What is the Travel Rule and what does it mean for the crypto industry?
Before June 2019, the Travel Rule used to be a requirement for banks to share information about their customers conducting wire transfers and assume the responsibility to report suspicious activities. After June 2019, crypto companies should also share information about their clients and obtain information about beneficiaries conducting crypto transactions.
What are the requirements of the Travel Rule for crypto companies?
Crypto companies should:
- Perform identification, assessment, and take effective action to mitigate money laundering risks.
- Be licensed/registered in the relevant jurisdiction.
- Share the identities of users involved with any crypto transfers of $1000 USD/EUR or more with other crypto companies or the authorities.
- Obtain and verify customer identification (KYC/KYCC).
- Perform ongoing crypto transaction monitoring.
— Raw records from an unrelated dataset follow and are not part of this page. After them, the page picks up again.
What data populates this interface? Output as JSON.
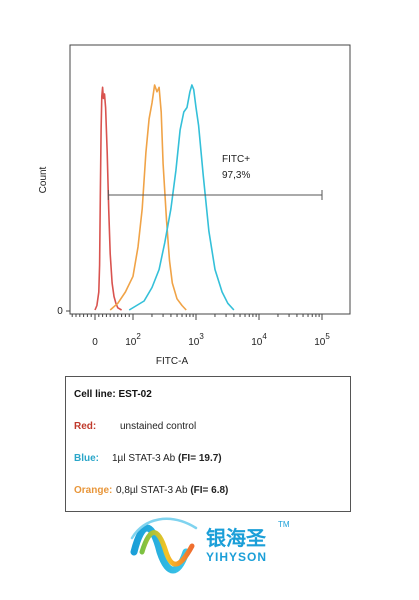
{
  "chart_data": {
    "type": "line",
    "xlabel": "FITC-A",
    "ylabel": "Count",
    "x_ticks": [
      {
        "base": "0",
        "exp": ""
      },
      {
        "base": "10",
        "exp": "2"
      },
      {
        "base": "10",
        "exp": "3"
      },
      {
        "base": "10",
        "exp": "4"
      },
      {
        "base": "10",
        "exp": "5"
      }
    ],
    "y_ticks": [
      "0"
    ],
    "x_scale": "biexponential",
    "grid": false,
    "gate": {
      "label": "FITC+",
      "value": "97,3%",
      "x_start": 35,
      "x_end": 100000
    },
    "series": [
      {
        "name": "Red",
        "color": "#d9534f",
        "x": [
          0,
          5,
          10,
          12,
          14,
          16,
          18,
          20,
          22,
          25,
          28,
          32,
          36,
          40,
          45,
          50,
          55,
          60,
          70
        ],
        "y": [
          0,
          2,
          8,
          20,
          50,
          80,
          95,
          99,
          94,
          96,
          90,
          70,
          45,
          25,
          12,
          6,
          3,
          1,
          0
        ]
      },
      {
        "name": "Orange",
        "color": "#f0a347",
        "x": [
          40,
          60,
          80,
          100,
          120,
          140,
          160,
          180,
          200,
          220,
          240,
          260,
          280,
          300,
          340,
          380,
          420,
          500,
          600,
          700
        ],
        "y": [
          0,
          3,
          8,
          15,
          28,
          45,
          70,
          85,
          92,
          100,
          97,
          99,
          88,
          65,
          40,
          22,
          12,
          5,
          2,
          0
        ]
      },
      {
        "name": "Blue",
        "color": "#34c0d9",
        "x": [
          90,
          150,
          200,
          260,
          320,
          400,
          480,
          560,
          640,
          720,
          800,
          860,
          920,
          1000,
          1100,
          1300,
          1600,
          2000,
          2600,
          3200,
          4000
        ],
        "y": [
          0,
          4,
          10,
          18,
          30,
          45,
          62,
          80,
          88,
          90,
          97,
          100,
          98,
          90,
          82,
          60,
          35,
          18,
          8,
          3,
          0
        ]
      }
    ]
  },
  "legend": {
    "title": "Cell line: EST-02",
    "rows": [
      {
        "key": "Red:",
        "key_color": "#c0392b",
        "desc": "unstained control",
        "fi": ""
      },
      {
        "key": "Blue:",
        "key_color": "#2aa6c9",
        "desc": "1µl STAT-3 Ab ",
        "fi": "(FI= 19.7)"
      },
      {
        "key": "Orange:",
        "key_color": "#e8963a",
        "desc": "0,8µl STAT-3 Ab ",
        "fi": "(FI= 6.8)"
      }
    ]
  },
  "logo": {
    "brand_cn": "银海圣",
    "tm": "TM",
    "brand_en": "YIHYSON",
    "icon": "wave-ribbon-icon"
  }
}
- Screen customer crypto wallets.
- Potentially share any blacklists with other crypto companies.
Originators (clients of crypto companies) must submit to the beneficiaries of the crypto operations the following data:
- Originator name.
- Account number (where it is necessary to process the transaction).
- Physical address.
- National identity number, customer identification or alternative number.
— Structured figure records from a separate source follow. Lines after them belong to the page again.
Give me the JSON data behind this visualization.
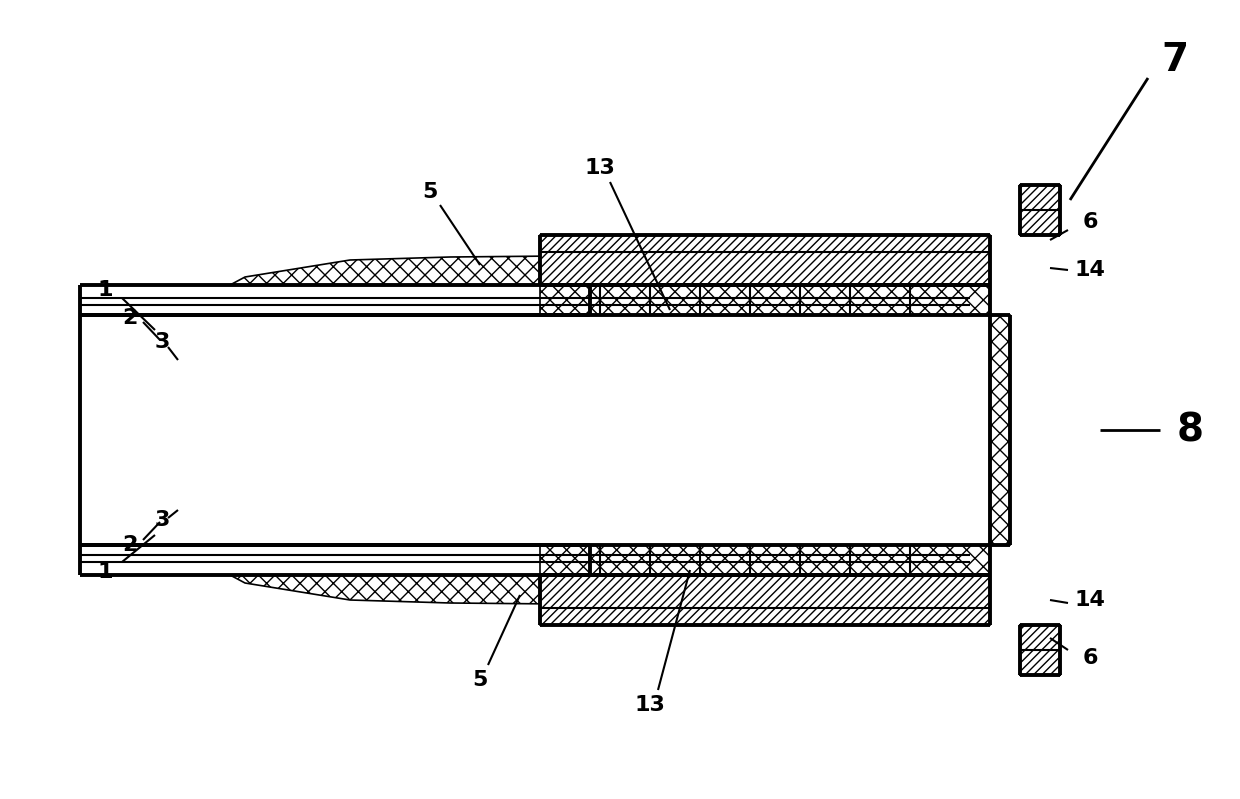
{
  "bg_color": "#ffffff",
  "line_color": "#000000",
  "lw_thick": 2.8,
  "lw_thin": 1.5,
  "lw_med": 2.0,
  "fig_w": 12.4,
  "fig_h": 7.99
}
- Date and place of birth.
Beneficiaries of the crypto operations must submit to the originators:
- Beneficiary name.
- Account number or virtual wallet number (where it is necessary to process the transaction).
What are the implications for crypto companies?
Due to the lack of crypto regulations and relevant AML technologies to ensure compliance with the Travel Rule and data protection regulations such as the General Data Protection Regulation and California’s Consumer Privacy Act, crypto companies have faced a significant challenge.
Saying nothing about harsh competition in the crypto market and various barriers, crypto companies use different blockchains, however, require a unified solution.
Are there any solutions?
FATF suggested the use of existing technology including public and private keys, transport layer security/secure sockets layers, X.509 certification, API technology. It was also proposed to create a global list of crypto companies, where each company will receive a unique identification number (similar to SWIFT code), so the companies can identify each other when processing a transaction and verify whether the counterparty is properly licensed.
There is still a long way for the adoption of the technologies, however, there are several companies and partnerships in the market developing and providing the relevant technology to the crypto companies, including InterVASP Messaging Standard, a coordinated effort between industry bodies U.S. Digital Chamber, Global Digital Finance, and IDAXA to provide uniform messaging standards for the transmission of said data.